WASHINGTON - A recent ruling upholding "opt-out" information-sharing restrictions on credit bureaus should not make it harder for banks to access credit reports or offer pre-approved credit but could hamper their efforts to track down delinquent borrowers, experts said Tuesday.
In an April 30 decision released Monday, a federal judge here upheld a portion of the Gramm-Leach-Bliley Act's privacy regulations that, starting July 1, will prohibit financial institutions, including credit bureaus, from selling or sharing such personal customer information as name, address, and Social Security number unless the customer has been given an opportunity to block the transfers, or "opt out."
The decision will affect credit bureaus more, given the limitations it will impose on their ability to sell data. Because banks have more than ample customer information, their marketing efforts are not likely to suffer as much as a result of the decision as those of non-banks that use bureau-provided data.
The ruling came in a lawsuit brought against the Federal Trade Commission and federal bank regulators by credit bureaus led by Trans Union. The bureaus argued that the law covers only "personally identifiable financial information," such as income level and assets, not the nonfinancial data found in credit reports, such as name, address, Social Security number, phone number, and date of birth.
Banks did not join in the suit, and most institutions have already sent their customers copies of their privacy policies and given them an opportunity to block all of their information - both data that personally identifies them as well as information about their finances - from being shared outside the company for purposes other than protected business uses.
"We don't share our customer information with third parties, so it won't affect our privacy policies," said a spokesman from Wachovia Corp.
Cliff Bussard, group vice president and direct marketing manager for SunTrust Banks Inc., said the ruling won't change its policy either. "The information they are being prohibited from selling is information we already have and have limited for internal use only," he said. "Legitimate financial services companies should benefit from this ruling, because most do not engage in mass-market, blanket solicitation."

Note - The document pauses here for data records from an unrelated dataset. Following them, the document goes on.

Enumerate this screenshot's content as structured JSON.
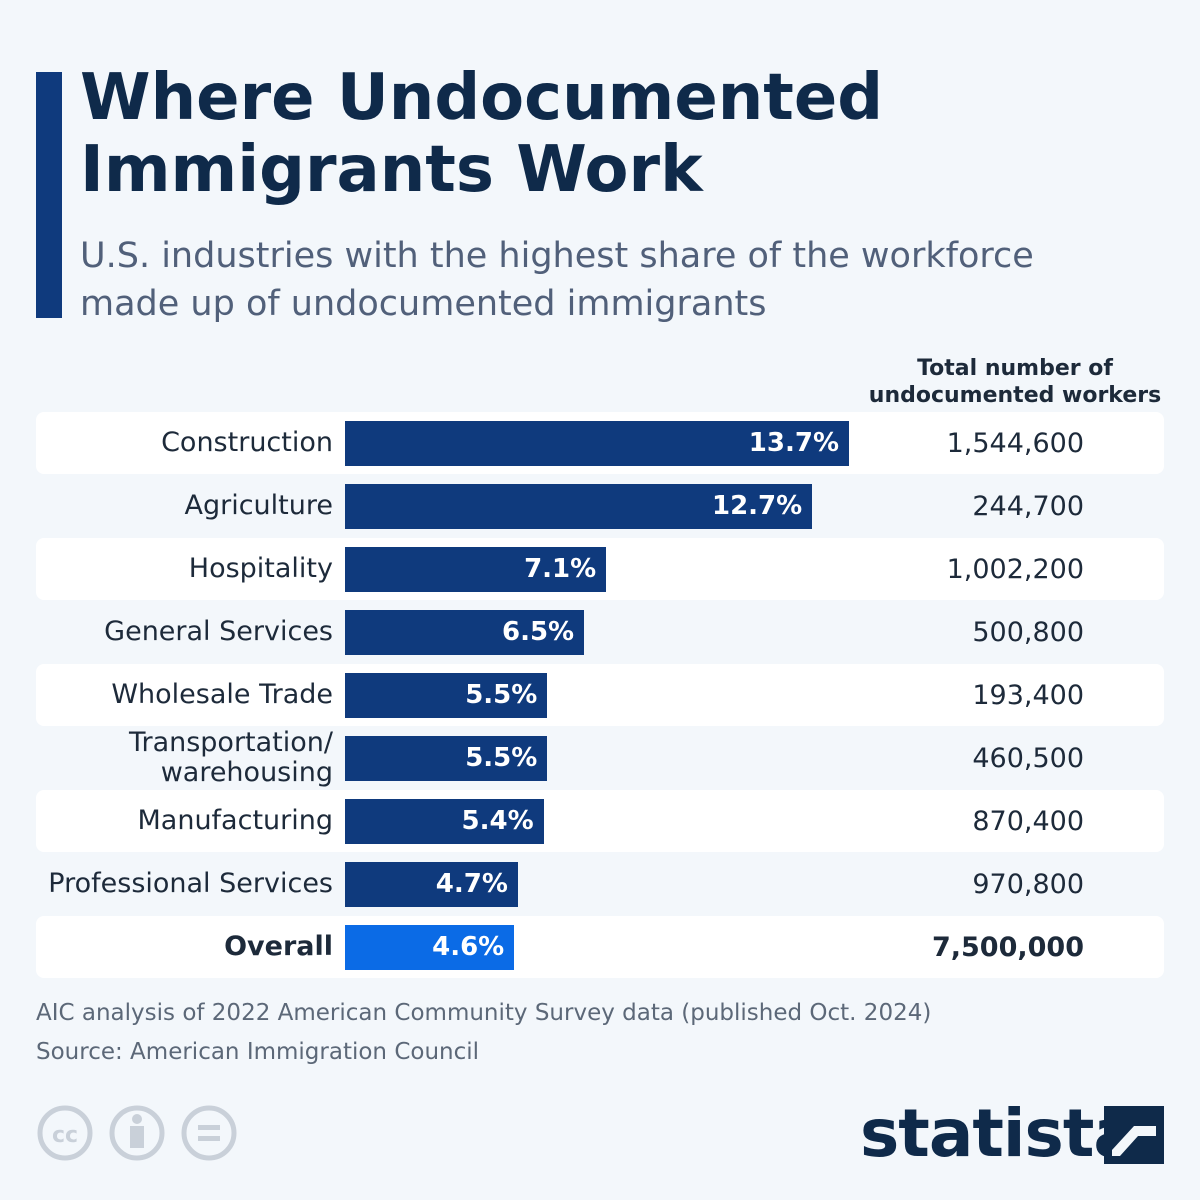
{
  "chart_data": {
    "type": "bar",
    "title": "Where Undocumented Immigrants Work",
    "subtitle": "U.S. industries with the highest share of the workforce made up of undocumented immigrants",
    "categories": [
      "Construction",
      "Agriculture",
      "Hospitality",
      "General Services",
      "Wholesale Trade",
      "Transportation/ warehousing",
      "Manufacturing",
      "Professional Services",
      "Overall"
    ],
    "values": [
      13.7,
      12.7,
      7.1,
      6.5,
      5.5,
      5.5,
      5.4,
      4.7,
      4.6
    ],
    "value_labels": [
      "13.7%",
      "12.7%",
      "7.1%",
      "6.5%",
      "5.5%",
      "5.5%",
      "5.4%",
      "4.7%",
      "4.6%"
    ],
    "colors": [
      "#0f3a7d",
      "#0f3a7d",
      "#0f3a7d",
      "#0f3a7d",
      "#0f3a7d",
      "#0f3a7d",
      "#0f3a7d",
      "#0f3a7d",
      "#0b6be6"
    ],
    "totals_title": "Total number of undocumented workers",
    "totals": [
      "1,544,600",
      "244,700",
      "1,002,200",
      "500,800",
      "193,400",
      "460,500",
      "870,400",
      "970,800",
      "7,500,000"
    ],
    "note": "AIC analysis of 2022 American Community Survey data (published Oct. 2024)",
    "source": "Source: American Immigration Council",
    "brand": "statista"
  }
}
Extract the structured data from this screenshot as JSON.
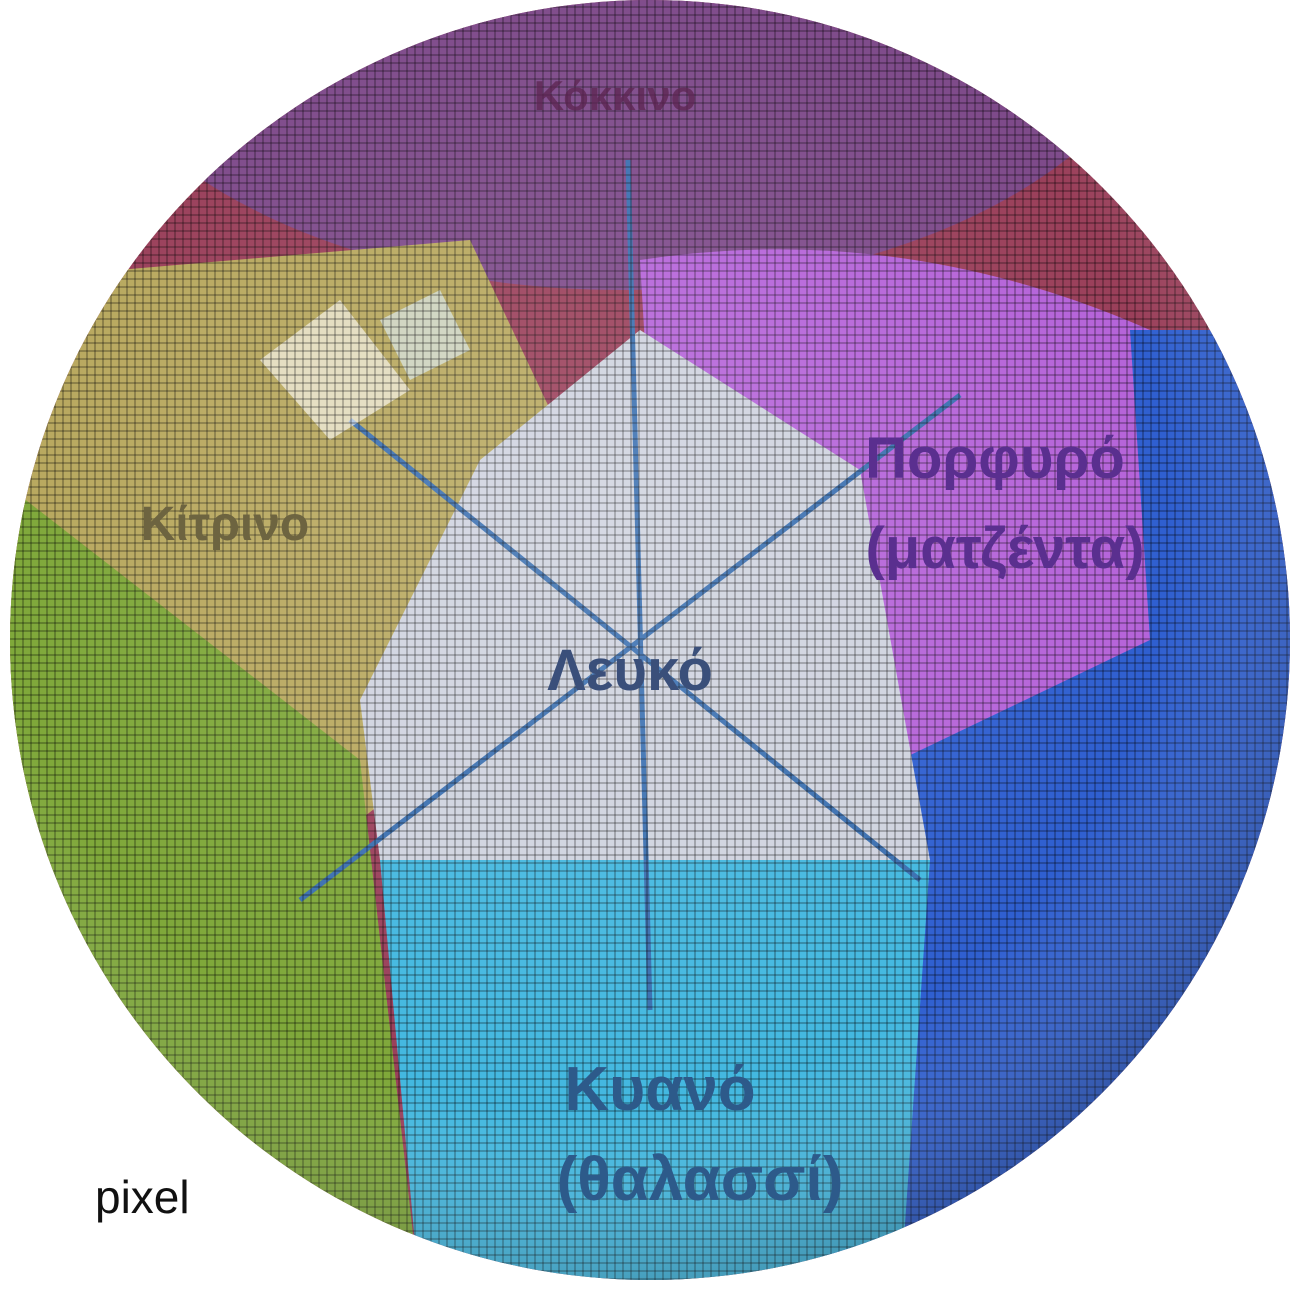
{
  "caption": "pixel",
  "labels": {
    "top": "Κόκκινο",
    "upper_left": "Κίτρινο",
    "right_line1": "Πορφυρό",
    "right_line2": "(ματζέντα)",
    "center": "Λευκό",
    "bottom_line1": "Κυανό",
    "bottom_line2": "(θαλασσί)"
  },
  "colors": {
    "red": "#9a3f5a",
    "yellow": "#b8a85e",
    "green": "#7fa83a",
    "magenta": "#b563d9",
    "blue": "#2f5fd0",
    "cyan": "#43b8e0",
    "white": "#cfd3df",
    "line": "#3a6fb0"
  }
}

David Medine, a former Federal Trade Commission lawyer who practices privacy law as a partner in the Washington office of Hogan & Hartson, said banks have little incentive to let credit bureaus sell the information they receive from banks - because "banks don't get paid for this information, but credit bureaus profit from the sale."
In fact, Mr. Bussard applauded the ruling. "As the world currently exists, you can purchase a lot of information right now," he said. "It is a laudable goal for regulatory agencies" to curtail some information sharing, "because it leads to the potential for fraudulent activity."
Though the ruling upholds the prohibition on credit bureaus from selling certain consumer information, the case did not raise the issue of banks running credit checks to make lending decisions, and observers said banks would still be able to do so.
"The standards for a bank to get a credit report and permissible purposes for getting a credit report are not affected by this decision," said Julie Williams, chief counsel at the Office of the Comptroller of the Currency, which worked with the FTC and other federal bank regulators in preparing their defense. "We are very happy with the decision."
Mr. Medine said that "there is a credit reporting exemption in Gramm-Leach-Bliley which allows information to flow" between banks and credit bureaus. Therefore the ruling "will have no impact on banks' ability to evaluate the creditworthiness of applicants for credit card, mortgage, or other loans, because Gramm-Leach-Bliley" expressly allows such information to be shared for legitimate use in consumer reports, he said.
Mitch Haws, vice president of investor relations at the credit bureau Equifax Inc., which was represented in the suit by the Individual References Services Group, agreed that his company's ability to sell credit reports will not be affected.
"This whole thing had to do with credit header information, not the entire report that lenders get."
The so-called credit header at the top of a report usually includes a consumer's name, address, Social Security number, and other personal information. The bureaus have not decided if they will appeal the ruling.
The regulation also should not curtail banks' ability to make pre-approved credit solicitations. The Fair Credit Reporting Act allows financial companies to use information in credit reports if they are making "firm offers of credit or insurance that are not initiated by the customer."
However, Gramm-Leach-Bliley will restrict the way credit bureaus sell lists of addresses and phone numbers, which banks use for marketing as well as "skip-tracking" to find customers who are delinquent on their loans.
That restriction will affect banks "to the extent that it makes it more difficult for some of these services to compile information, and to the extent that banks use the services to get marketing lists," Ms. Williams said.